The Causal Effect of the Two-for-One Strategy in the NBA

Presenter: Daryl Swartzentruber, The Ohio State University

The two-for-one (TFO) strategy refers to a basketball team trying to gain two possessions at the end of the period while limiting its opponent to only one possession. We define TFO attempts and non-attempts and apply these definitions to play-by-play data from the National Basketball Association. We use inverse propensity score weighting with covariate balancing propensity scores to estimate the overall average effect of attempting a TFO on the score margin from the time of the TFO to the end of the period. We also use causal forests to estimate heterogenous team-specific effects.

Evaluating Minor League Outfielder Fly Ball Success using Player Tracking Data

Presenter: Jack Weyer, University of Southern California

With the advent of player and ball tracking data to the game of baseball, we are able to answer, in a statistical and precise fashion, questions that have been left to human feel for centuries. One facet of the game, outfielder coverage, is the focus of this analysis. Using 61 games of minor league data over the course of three seasons, this study builds a 97% effective classifier to assign a catch probability to each outfielder for a given batted ball hit to the outfield. The analysis found that distance from the outfielder at the pitch to the eventual landing spot, the ball’s hang time, and whether the outfielder must travel away from home plate are all important features that drive catch success. By aggregating outfielders’ opportunities over an entire season, we found the most successful players and teams at fly ball coverage.
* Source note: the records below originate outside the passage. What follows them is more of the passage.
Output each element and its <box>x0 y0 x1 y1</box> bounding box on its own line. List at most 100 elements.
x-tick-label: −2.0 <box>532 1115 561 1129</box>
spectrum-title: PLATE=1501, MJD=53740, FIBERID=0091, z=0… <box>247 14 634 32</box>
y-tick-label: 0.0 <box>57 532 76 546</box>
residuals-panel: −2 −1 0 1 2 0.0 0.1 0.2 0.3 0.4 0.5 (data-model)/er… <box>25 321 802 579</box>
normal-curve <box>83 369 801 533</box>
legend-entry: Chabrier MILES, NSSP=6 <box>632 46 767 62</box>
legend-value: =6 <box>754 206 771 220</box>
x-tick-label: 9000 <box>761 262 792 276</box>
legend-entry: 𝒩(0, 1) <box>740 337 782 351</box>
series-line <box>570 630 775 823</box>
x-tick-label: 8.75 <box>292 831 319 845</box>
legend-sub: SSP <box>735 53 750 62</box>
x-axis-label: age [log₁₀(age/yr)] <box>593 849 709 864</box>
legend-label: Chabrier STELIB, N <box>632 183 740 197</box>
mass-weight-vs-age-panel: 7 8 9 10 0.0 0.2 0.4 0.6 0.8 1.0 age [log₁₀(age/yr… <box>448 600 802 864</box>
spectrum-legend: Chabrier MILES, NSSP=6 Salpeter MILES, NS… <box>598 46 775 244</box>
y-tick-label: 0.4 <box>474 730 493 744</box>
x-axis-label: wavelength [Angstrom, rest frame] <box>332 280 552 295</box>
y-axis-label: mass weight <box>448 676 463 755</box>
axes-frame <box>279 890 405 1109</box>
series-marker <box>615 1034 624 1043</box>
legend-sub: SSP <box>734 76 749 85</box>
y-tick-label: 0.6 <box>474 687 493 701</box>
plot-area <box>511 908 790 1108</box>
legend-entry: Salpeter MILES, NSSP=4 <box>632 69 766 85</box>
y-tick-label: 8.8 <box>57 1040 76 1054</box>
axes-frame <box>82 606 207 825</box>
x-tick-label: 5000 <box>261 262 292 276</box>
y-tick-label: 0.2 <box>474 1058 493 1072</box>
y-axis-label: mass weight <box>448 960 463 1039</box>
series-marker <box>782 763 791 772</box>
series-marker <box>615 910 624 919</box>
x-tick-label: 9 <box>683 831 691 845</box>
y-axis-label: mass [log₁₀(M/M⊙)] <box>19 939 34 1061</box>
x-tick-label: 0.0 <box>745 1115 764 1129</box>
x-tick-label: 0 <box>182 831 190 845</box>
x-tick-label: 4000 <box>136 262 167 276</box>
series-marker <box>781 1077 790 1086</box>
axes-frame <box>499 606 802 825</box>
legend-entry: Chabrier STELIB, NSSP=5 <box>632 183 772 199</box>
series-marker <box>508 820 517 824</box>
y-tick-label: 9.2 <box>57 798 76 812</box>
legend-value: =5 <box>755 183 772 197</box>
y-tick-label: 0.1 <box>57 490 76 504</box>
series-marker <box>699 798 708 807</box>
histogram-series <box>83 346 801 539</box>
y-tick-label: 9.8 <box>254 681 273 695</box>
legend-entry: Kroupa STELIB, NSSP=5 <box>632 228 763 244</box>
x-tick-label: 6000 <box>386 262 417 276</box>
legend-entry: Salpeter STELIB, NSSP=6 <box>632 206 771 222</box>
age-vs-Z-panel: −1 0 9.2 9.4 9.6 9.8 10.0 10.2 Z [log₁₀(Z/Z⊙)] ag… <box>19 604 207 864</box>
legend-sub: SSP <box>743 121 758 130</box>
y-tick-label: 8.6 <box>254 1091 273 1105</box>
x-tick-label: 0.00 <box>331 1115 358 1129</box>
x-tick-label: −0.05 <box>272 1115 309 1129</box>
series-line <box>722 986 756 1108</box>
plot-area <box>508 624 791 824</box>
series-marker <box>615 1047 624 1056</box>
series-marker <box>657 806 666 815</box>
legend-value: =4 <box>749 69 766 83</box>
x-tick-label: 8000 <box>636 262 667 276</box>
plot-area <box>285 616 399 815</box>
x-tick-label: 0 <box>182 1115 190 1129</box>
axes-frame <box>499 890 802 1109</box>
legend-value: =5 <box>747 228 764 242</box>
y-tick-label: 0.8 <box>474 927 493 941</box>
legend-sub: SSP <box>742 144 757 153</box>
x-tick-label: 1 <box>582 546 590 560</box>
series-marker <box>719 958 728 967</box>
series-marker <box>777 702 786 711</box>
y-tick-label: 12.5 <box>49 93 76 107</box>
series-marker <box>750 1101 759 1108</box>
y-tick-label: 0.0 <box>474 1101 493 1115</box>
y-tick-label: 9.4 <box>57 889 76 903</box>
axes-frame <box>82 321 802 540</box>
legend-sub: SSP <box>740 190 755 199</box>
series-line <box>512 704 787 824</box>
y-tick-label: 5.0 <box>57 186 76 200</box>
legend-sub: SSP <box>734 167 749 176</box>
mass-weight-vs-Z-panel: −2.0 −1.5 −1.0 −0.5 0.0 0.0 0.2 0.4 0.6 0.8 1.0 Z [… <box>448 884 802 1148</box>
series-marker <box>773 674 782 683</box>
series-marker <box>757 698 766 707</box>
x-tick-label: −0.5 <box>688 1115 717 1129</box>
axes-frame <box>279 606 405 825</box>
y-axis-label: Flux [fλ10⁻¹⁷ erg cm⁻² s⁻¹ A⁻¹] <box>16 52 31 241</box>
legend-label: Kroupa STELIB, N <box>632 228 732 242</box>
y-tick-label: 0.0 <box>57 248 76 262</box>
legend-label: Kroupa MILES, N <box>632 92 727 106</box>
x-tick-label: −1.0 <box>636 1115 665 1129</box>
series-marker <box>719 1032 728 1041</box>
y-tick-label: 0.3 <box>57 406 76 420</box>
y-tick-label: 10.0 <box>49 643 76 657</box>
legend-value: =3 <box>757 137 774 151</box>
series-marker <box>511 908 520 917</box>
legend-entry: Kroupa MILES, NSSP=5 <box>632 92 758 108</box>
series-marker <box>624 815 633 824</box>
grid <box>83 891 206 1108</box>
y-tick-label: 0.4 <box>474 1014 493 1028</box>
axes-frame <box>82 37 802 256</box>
Using Routine Plays to Assess Infielder Arm Ability

Presenter: Cale Williams, Georgia Institute of Technology

The purpose of this study is to assess infielder arm strength and accuracy using tracking data during routine plays. The dataset is reduced to include only batted balls thrown by an infielder to the first baseman. Then, throw speed by each infield position is analyzed for close plays and non-close plays. Throw accuracy is evaluated for each infield position and accuracy is represented from the perspective of the first baseman via a combination of rotation matrices. Finally, a summary and comparison of the most common players present in the dataset is presented.